Love Like This: Reshaped
Parenthood reshapes the parent too.
I’m fairly convinced that whenever you start learning something new about patience, grace, or parenting, life immediately schedules a real-time exam—just to see if you were actually listening.
I think most thoughtful parents have had the same spiral at some point. The one that starts with a small observation and quickly grows into a much bigger question:
Am I messing up my kids?
It’s the kind of thought that can keep you awake at night replaying moments in your mind—
—the time you snapped when you were overwhelmed,
—the frustrated tone you didn’t realize you were using,
—the day you were so focused on getting things done that you didn’t notice how small your child felt in that moment.
If you’re anything like me, those reflections can spiral quickly into the quiet fear that maybe you’re doing more damage than you realize. But lately I’ve begun to notice something else in those moments too—not condemnation, but correction.
A gentle slowing down and an invitation to look more closely at the way love actually works inside a home.
Children are always learning how the world works. They learn what love looks like. They learn what mistakes mean. They learn whether relationships survive hard moments. They are constantly forming tiny conclusions about how people treat one another. And if we’re honest, we are learning too.
Parenting is not just raising children. It’s a long process of God reshaping the adults raising them. The patience we thought we had. The grace we assumed came naturally. The tone we didn’t realize we were using. Little by little, God reveals these things—not to shame us, but to grow us.
The more I sit with these moments, the more I’ve realized something important. The goal of parenting isn’t perfection.
The goal is relationship that can be repaired.

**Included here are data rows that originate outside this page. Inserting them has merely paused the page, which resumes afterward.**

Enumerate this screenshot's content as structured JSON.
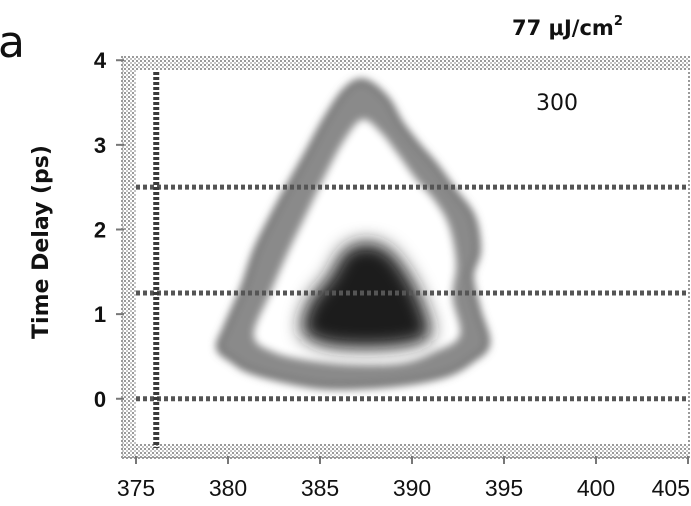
{
  "chart_data": {
    "type": "heatmap",
    "panel_label": "a",
    "fluence_value": "77 μJ/cm",
    "fluence_superscript": "2",
    "temperature_label": "300",
    "ylabel": "Time Delay (ps)",
    "xlabel": "",
    "xlim": [
      375,
      405
    ],
    "ylim": [
      -0.7,
      4.05
    ],
    "x_ticks": [
      {
        "value": 375,
        "label": "375"
      },
      {
        "value": 380,
        "label": "380"
      },
      {
        "value": 385,
        "label": "385"
      },
      {
        "value": 390,
        "label": "390"
      },
      {
        "value": 395,
        "label": "395"
      },
      {
        "value": 400,
        "label": "400"
      },
      {
        "value": 405,
        "label": "405"
      }
    ],
    "y_ticks": [
      {
        "value": 0,
        "label": "0"
      },
      {
        "value": 1,
        "label": "1"
      },
      {
        "value": 2,
        "label": "2"
      },
      {
        "value": 3,
        "label": "3"
      },
      {
        "value": 4,
        "label": "4"
      }
    ],
    "horizontal_reference_lines": [
      0,
      1.25,
      2.5
    ],
    "vertical_reference_line": 376.1,
    "colorscale": "grayscale (white = low, black = high)",
    "contours": [
      {
        "level": "outer",
        "color": "#8a8a8a",
        "points": [
          [
            380.3,
            0.45
          ],
          [
            379.5,
            0.6
          ],
          [
            379.9,
            0.85
          ],
          [
            380.8,
            1.3
          ],
          [
            381.5,
            1.75
          ],
          [
            382.4,
            2.15
          ],
          [
            383.4,
            2.55
          ],
          [
            384.3,
            2.9
          ],
          [
            385.3,
            3.3
          ],
          [
            386.4,
            3.65
          ],
          [
            387.4,
            3.75
          ],
          [
            388.6,
            3.55
          ],
          [
            389.4,
            3.25
          ],
          [
            390.3,
            3.0
          ],
          [
            391.3,
            2.75
          ],
          [
            392.3,
            2.45
          ],
          [
            393.3,
            2.15
          ],
          [
            393.6,
            1.75
          ],
          [
            393.2,
            1.45
          ],
          [
            393.6,
            1.05
          ],
          [
            394.1,
            0.65
          ],
          [
            393.2,
            0.45
          ],
          [
            392.0,
            0.3
          ],
          [
            390.0,
            0.2
          ],
          [
            387.5,
            0.15
          ],
          [
            385.0,
            0.15
          ],
          [
            382.5,
            0.25
          ],
          [
            381.0,
            0.35
          ]
        ]
      },
      {
        "level": "inner",
        "color": "#ffffff",
        "points": [
          [
            381.4,
            0.75
          ],
          [
            382.3,
            1.25
          ],
          [
            383.3,
            1.75
          ],
          [
            384.3,
            2.2
          ],
          [
            385.3,
            2.65
          ],
          [
            386.3,
            3.05
          ],
          [
            387.3,
            3.3
          ],
          [
            388.3,
            3.15
          ],
          [
            389.2,
            2.9
          ],
          [
            390.2,
            2.6
          ],
          [
            391.2,
            2.35
          ],
          [
            392.0,
            2.05
          ],
          [
            392.4,
            1.6
          ],
          [
            392.2,
            1.2
          ],
          [
            392.6,
            0.75
          ],
          [
            391.2,
            0.55
          ],
          [
            389.5,
            0.42
          ],
          [
            387.0,
            0.4
          ],
          [
            384.5,
            0.45
          ],
          [
            382.5,
            0.55
          ]
        ]
      },
      {
        "level": "core",
        "color": "#1a1a1a",
        "points": [
          [
            384.0,
            0.8
          ],
          [
            384.4,
            1.15
          ],
          [
            385.5,
            1.45
          ],
          [
            386.3,
            1.75
          ],
          [
            387.5,
            1.85
          ],
          [
            388.8,
            1.75
          ],
          [
            390.0,
            1.4
          ],
          [
            390.8,
            1.0
          ],
          [
            391.0,
            0.75
          ],
          [
            390.2,
            0.65
          ],
          [
            388.5,
            0.6
          ],
          [
            386.5,
            0.6
          ],
          [
            385.0,
            0.65
          ]
        ]
      }
    ]
  }
}
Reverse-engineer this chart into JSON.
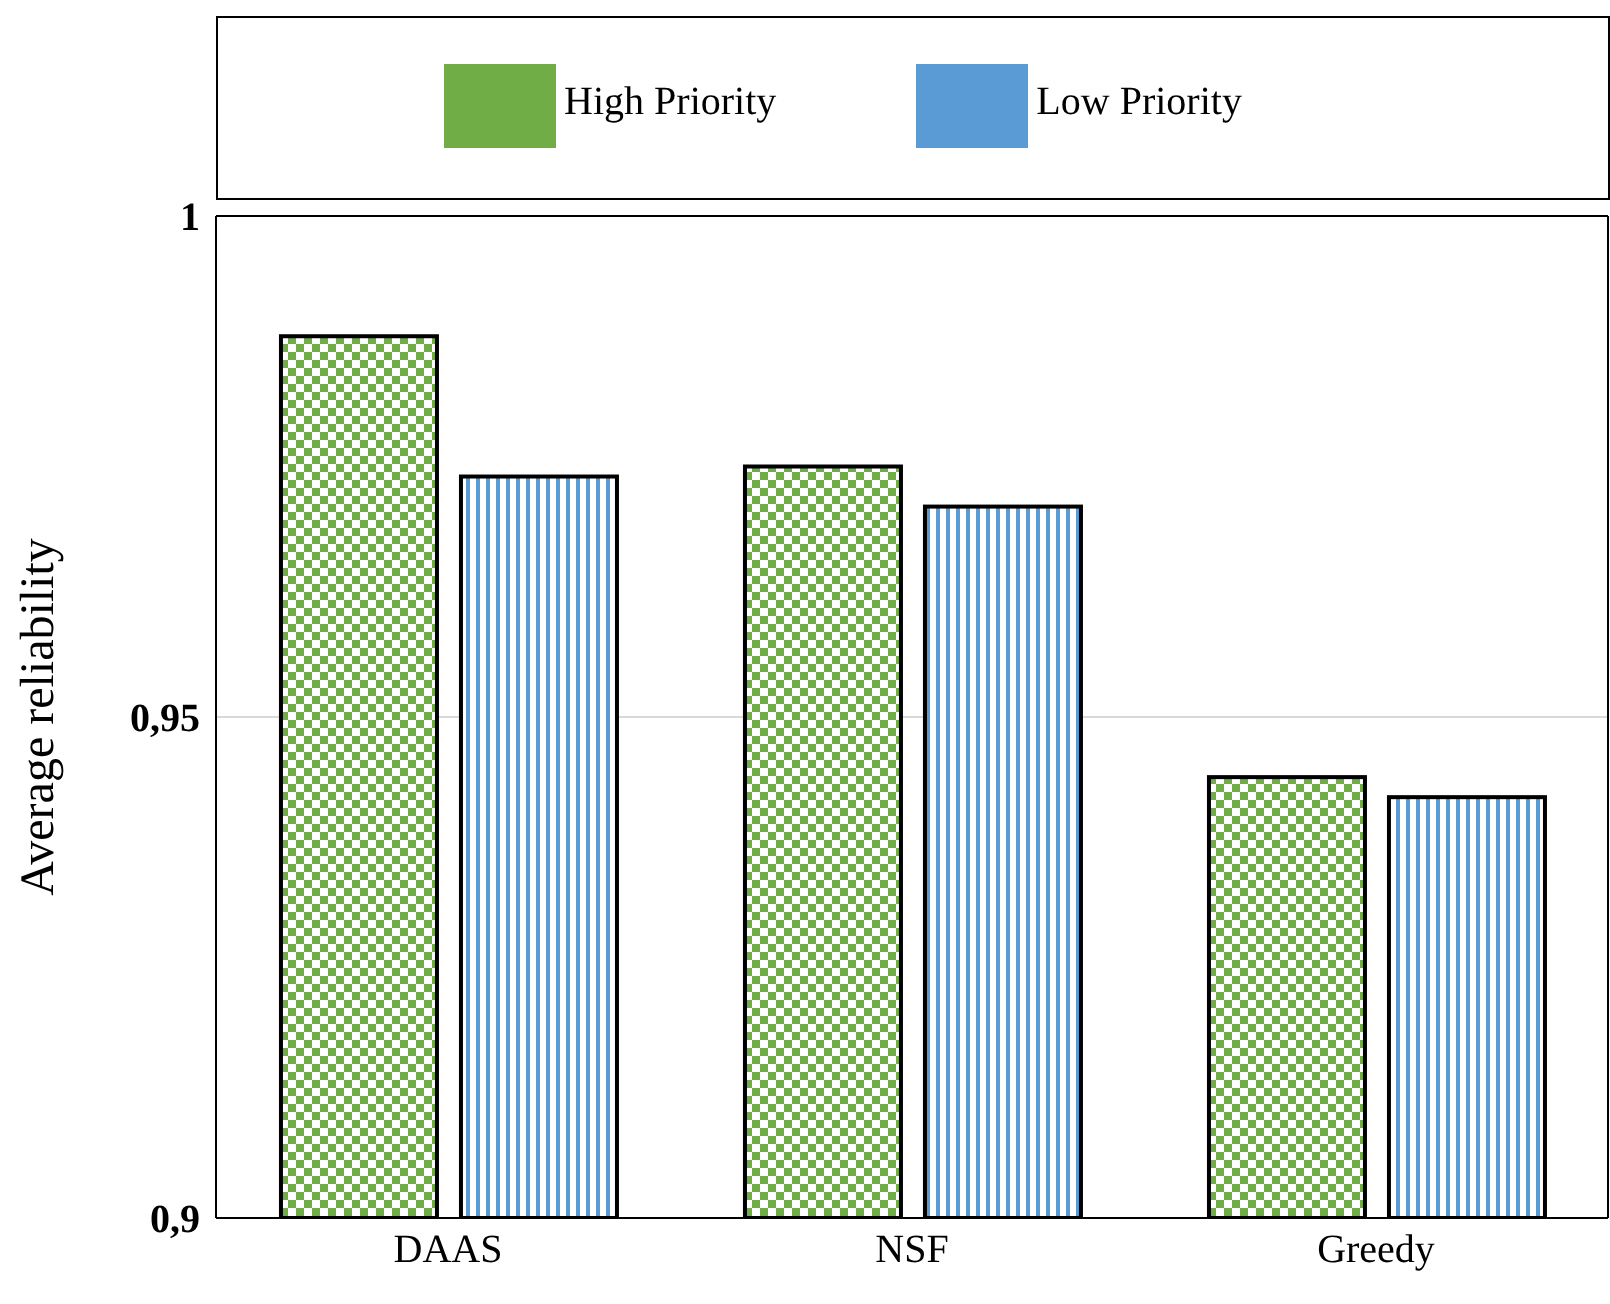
{
  "chart_data": {
    "type": "bar",
    "ylabel": "Average reliability",
    "categories": [
      "DAAS",
      "NSF",
      "Greedy"
    ],
    "series": [
      {
        "name": "High Priority",
        "color": "#70ad47",
        "values": [
          0.988,
          0.975,
          0.944
        ]
      },
      {
        "name": "Low Priority",
        "color": "#5b9bd5",
        "values": [
          0.974,
          0.971,
          0.942
        ]
      }
    ],
    "ylim": [
      0.9,
      1
    ],
    "yticks": [
      {
        "value": 0.9,
        "label": "0,9"
      },
      {
        "value": 0.95,
        "label": "0,95"
      },
      {
        "value": 1,
        "label": "1"
      }
    ],
    "grid": "y",
    "legend": "top"
  }
}
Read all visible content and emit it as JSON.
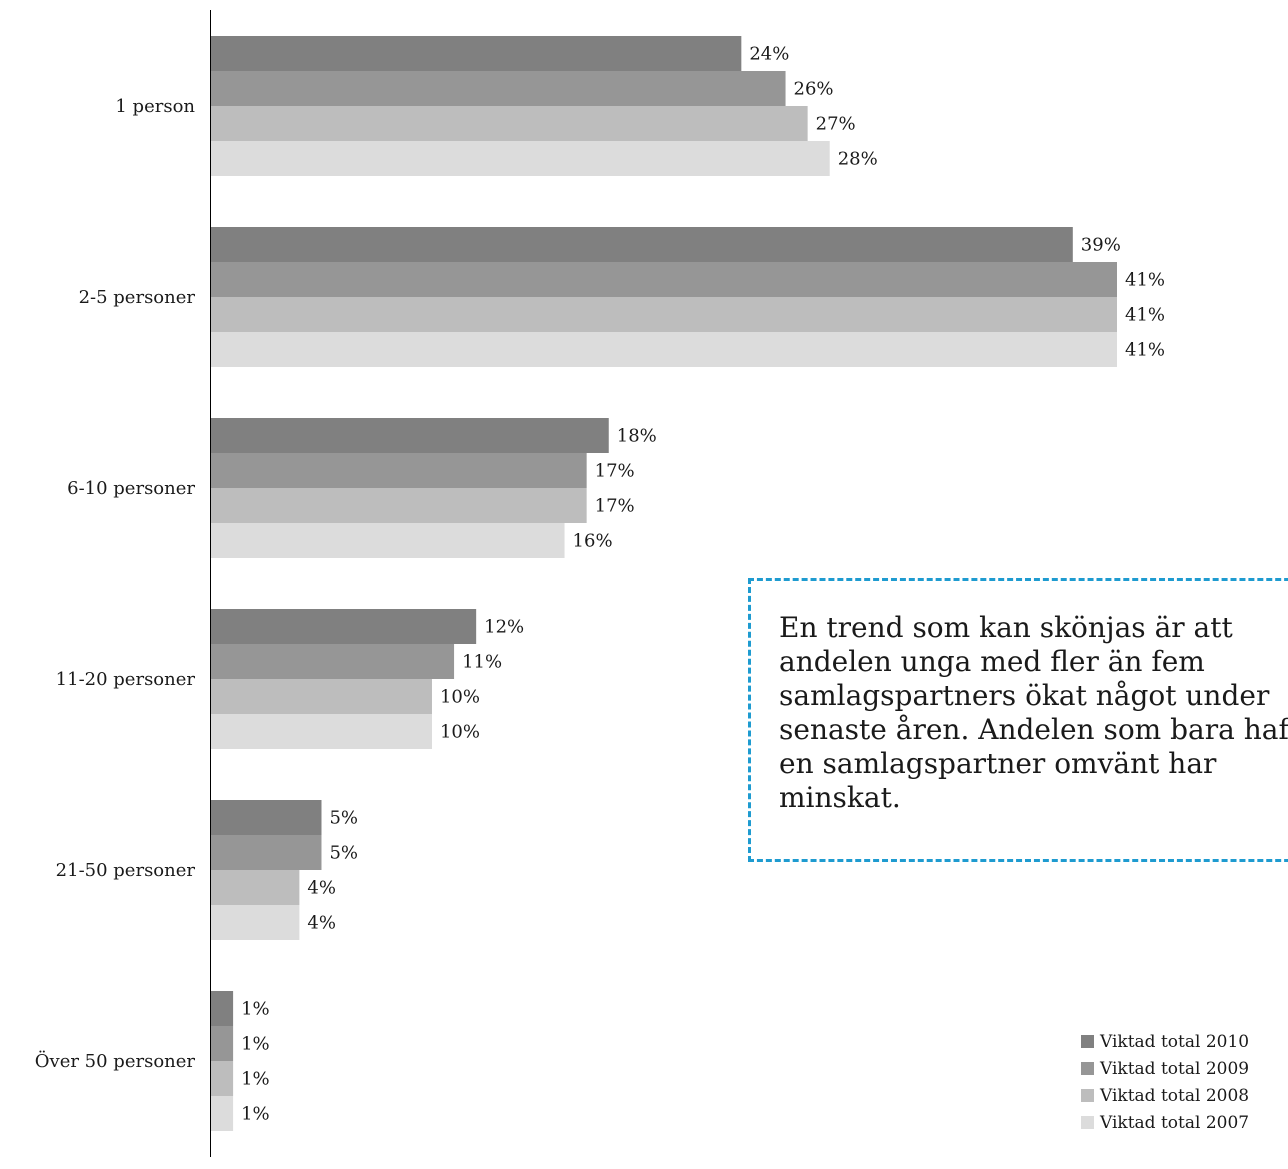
{
  "chart_data": {
    "type": "bar",
    "orientation": "horizontal",
    "categories": [
      "1 person",
      "2-5 personer",
      "6-10 personer",
      "11-20 personer",
      "21-50 personer",
      "Över 50 personer"
    ],
    "series": [
      {
        "name": "Viktad total 2010",
        "color": "#808080",
        "values": [
          24,
          39,
          18,
          12,
          5,
          1
        ],
        "labels": [
          "24%",
          "39%",
          "18%",
          "12%",
          "5%",
          "1%"
        ]
      },
      {
        "name": "Viktad total 2009",
        "color": "#969696",
        "values": [
          26,
          41,
          17,
          11,
          5,
          1
        ],
        "labels": [
          "26%",
          "41%",
          "17%",
          "11%",
          "5%",
          "1%"
        ]
      },
      {
        "name": "Viktad total 2008",
        "color": "#bdbdbd",
        "values": [
          27,
          41,
          17,
          10,
          4,
          1
        ],
        "labels": [
          "27%",
          "41%",
          "17%",
          "10%",
          "4%",
          "1%"
        ]
      },
      {
        "name": "Viktad total 2007",
        "color": "#dcdcdc",
        "values": [
          28,
          41,
          16,
          10,
          4,
          1
        ],
        "labels": [
          "28%",
          "41%",
          "16%",
          "10%",
          "4%",
          "1%"
        ]
      }
    ],
    "unit": "%",
    "xlim": [
      0,
      41
    ],
    "grid": false,
    "legend_position": "bottom-right",
    "annotation": "En trend som kan skönjas är att andelen unga med fler än fem samlagspartners ökat något under senaste åren. Andelen som bara haft en samlagspartner omvänt har minskat."
  }
}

Homes where mistakes happen but belonging isn’t threatened. Where children learn that correction exists, but love remains steady.
And if I’m honest, that kind of love is something I’m still learning myself. Because the way God relates to us is very different from the way many of us assume He does.
“For he knoweth our frame; he remembereth that we are dust.” (Psalm 103:14).
God isn’t surprised by our weakness. He already knows what we are. And yet the entire story of the gospel is about Him moving toward us anyway—repairing the relationship, restoring what we break, making a way for belonging to remain even when we fail.
I am responding to a growing realization that loving my family well actually begins somewhere else entirely—with letting God’s love reshape my own heart first.
Because the more I watch my children, the more I realize that sometimes they understand love better than we do.
And somehow, through them, God is teaching me to love—like this.